Erfahrungsberichte über neues Leben auf dem Dorf: Nicht immer positiv
Erfahrungsberichte gibt es genug, unzählige Foren im Web zeugen davon. Viele Postings gleichen sich und drehen sich vordergründig darum, dass es für Zugezogene auf dem Dorf schwer ist, Kontakte zu bekommen. Oftmals erzählen Mütter davon, die Mauer aus alteingesessenen Strukturen nicht durchbrechen zu können. Viele haben sich die sozialen Kontakte nach dem Umzug aufs Dorf anders vorgestellt und beklagen, dass die Einheimischen mauern und neue Leute ausgrenzen. Dass es aber auch das umgekehrte Extrem gibt und der Kontakt zu neu Zugezogenen in eine Dauerbeobachtung ausartet, beschreibt aktuell eine Frau in einem Familienforum im Internet.
Dauerbeobachtung am Gartenzaun
Schon ihre familiäre Situation ist außergewöhnlich. Sie schreibt (Rechtschreibung immer im Original):
“(…)ich wohne seit gut zwei Jahren auf dem Land und so langsam kann ich nicht mehr: Ich traue mich kaum vor die Tür. Mein Mann, meine Tochter (1,5 Jahre) und ich wohnen mit seiner Oma in einem Haus im Nachbarhaus wohnt der Bruder der Oma. Auch die Leute in den nächsten Häusern wohnen schon sehr lange da. Jeder kennt jeden und alle meinen Mann von klein auf.(…)”
“Jeder kennt jeden” – die typische Dorfsituation wird der Erstellerin des Threats schnell zum Verhängnis:
“(…)Sobald ich das Haus verlasse ( auch zum Müll rausbringen) steht da wer. Und wehe du Grüßt und lächelst nicht und führst keinen kleinen Smalltalk. Das ist ein Riesen Eklat. Keiner kann verstehen, dass ich nur schnell den Müll runter bringe und das Baby/ Kleinkind nicht länger alleine in der Wohnung lassen will. Wenn ich im Garten bin, kommen sofort 3-4 Leute und schauen was ich mache.(Eckgrundstück und zu allen Seiten offen, einen Zaun will mein Mann nicht.

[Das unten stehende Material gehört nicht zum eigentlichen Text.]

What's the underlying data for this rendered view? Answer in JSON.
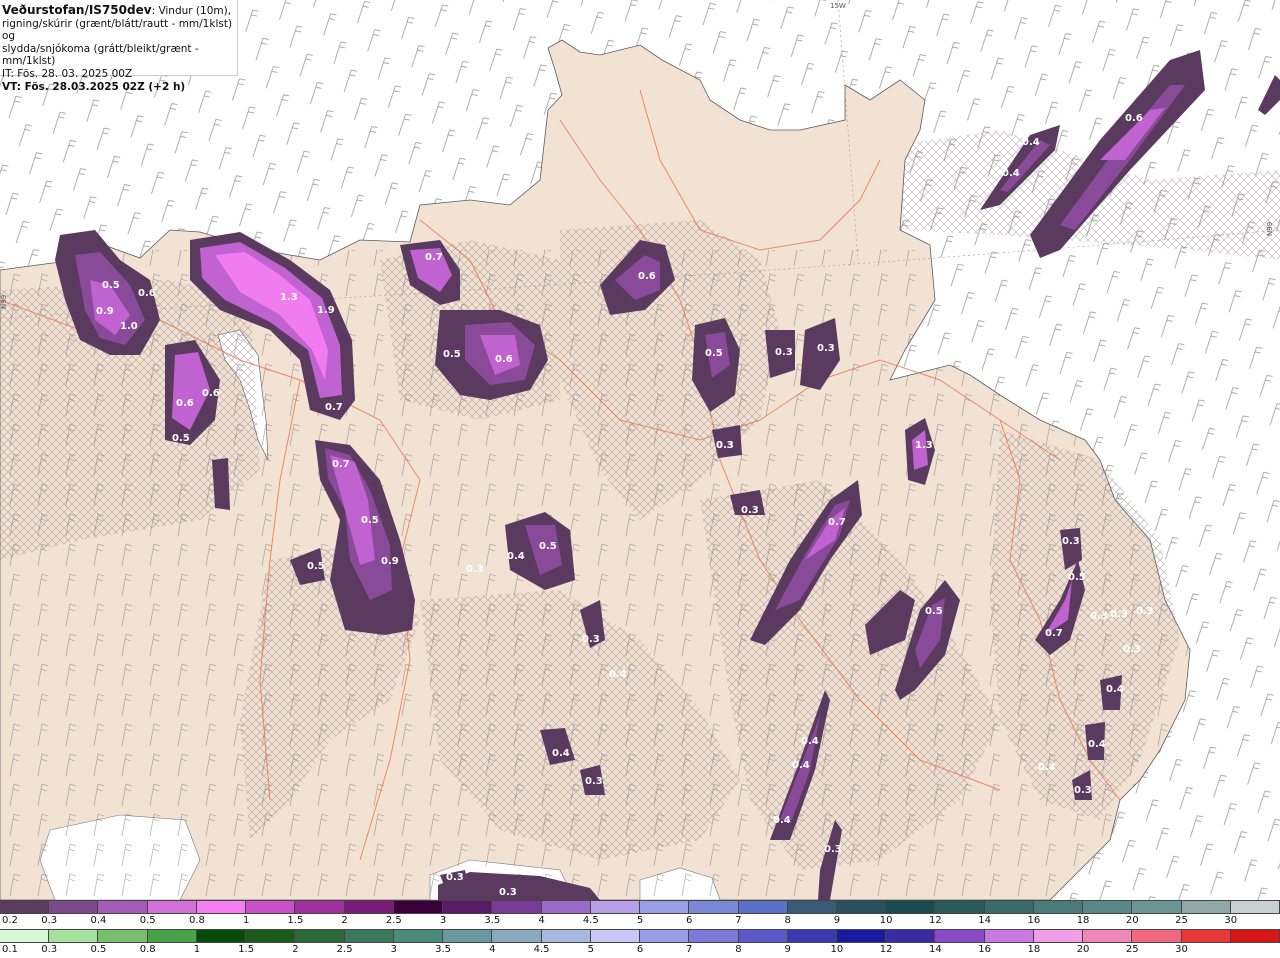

Die kleine Hecke wird von der Oma rigoros kurz geschnitten. ) Es wird alles kommentiert, das Kind hat die falschen Sachen an,Man kann sich doch nicht ins Gras legen. Usw. Wehe, ich bin dann nicht freundlich und rede mit allen. Irgendwas im Garten erledigen, ist fast unmöglich.(…)”
Eine Lebenssituation, die schon beim Lesen Beklommenheit verursacht. Man kann sich die “Privatsphäre” der Frau lebhaft vorstellen.

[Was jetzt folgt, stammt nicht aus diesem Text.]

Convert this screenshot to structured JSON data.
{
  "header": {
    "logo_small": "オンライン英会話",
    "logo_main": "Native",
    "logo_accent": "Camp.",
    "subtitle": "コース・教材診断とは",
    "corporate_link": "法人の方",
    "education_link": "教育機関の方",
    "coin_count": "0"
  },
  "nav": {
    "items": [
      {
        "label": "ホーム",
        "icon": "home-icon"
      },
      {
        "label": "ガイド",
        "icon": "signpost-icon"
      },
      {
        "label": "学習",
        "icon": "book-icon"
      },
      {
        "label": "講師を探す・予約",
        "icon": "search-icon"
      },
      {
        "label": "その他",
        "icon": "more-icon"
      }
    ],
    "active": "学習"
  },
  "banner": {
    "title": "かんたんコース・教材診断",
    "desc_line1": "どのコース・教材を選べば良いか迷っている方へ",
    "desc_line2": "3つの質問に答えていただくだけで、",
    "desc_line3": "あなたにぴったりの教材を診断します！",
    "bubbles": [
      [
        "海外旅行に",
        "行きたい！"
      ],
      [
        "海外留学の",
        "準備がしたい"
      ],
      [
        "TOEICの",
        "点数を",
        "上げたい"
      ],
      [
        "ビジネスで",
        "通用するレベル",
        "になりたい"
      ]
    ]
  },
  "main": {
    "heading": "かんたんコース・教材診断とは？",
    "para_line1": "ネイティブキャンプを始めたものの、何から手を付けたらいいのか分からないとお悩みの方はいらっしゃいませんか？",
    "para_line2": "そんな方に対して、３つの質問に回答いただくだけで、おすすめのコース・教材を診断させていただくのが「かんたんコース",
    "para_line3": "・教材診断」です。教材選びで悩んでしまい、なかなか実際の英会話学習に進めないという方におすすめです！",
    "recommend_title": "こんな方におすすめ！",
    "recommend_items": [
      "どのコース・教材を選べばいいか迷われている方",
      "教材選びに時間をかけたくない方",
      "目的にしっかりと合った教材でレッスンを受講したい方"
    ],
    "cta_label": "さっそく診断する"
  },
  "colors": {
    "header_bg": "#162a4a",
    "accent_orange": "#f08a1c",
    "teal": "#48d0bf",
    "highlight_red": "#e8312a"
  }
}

Ohne Ende auf dem Präsentierteller
Und bekommt die Bestätigung dazu umgehend geliefert. Die Userin berichtet nämlich weiter:
“(…)Ich habe noch nie entspannt im Garten gesessen. Man sitzt immer auf dem Präsentier Teller. Neulich hatten wir ein Planschbecken aufgebaut.(…)Letzte Woche hatte ich einen Streit mit meinem Mann und bin raus um kurz Luft zu holen. Sofort war der Nachbar da: „was ziehst du so ein Gesicht, man kann auch mal freundlich Grüßen“
Als ich von einer ambulanten OP heimkam, waren gleich mehrere Nachbarn beleidigt, dass ich einfach nur ins Haus bin. Heute früh ist mir beim Beladen von meinem Fahrrad die Tasche runtergefallen, als ich alles von der Einfahrt gesammelt habe, kamen gerade die Nachbarn raus. Ich habe dann nur kurz „Guten Morgen“ gesagt, aber scheinbar nicht laut genug und nicht gewunken. Mein Mann hat sich wieder sofort richtig aufgeregt: Es wäre wirklich erschreckend wie unfreundlich ich bin, furchtbar. Nicht mal die Tageszeit könnte ich sagen.(…)”
Ein Leben, das kein Leben ist – so könnte man wohl die Situation der Betroffenen kurz und knapp zusammenfassen. Auch die anderen Userinnen sehen das so und sind ob der geschilderten Umstände entsetzt.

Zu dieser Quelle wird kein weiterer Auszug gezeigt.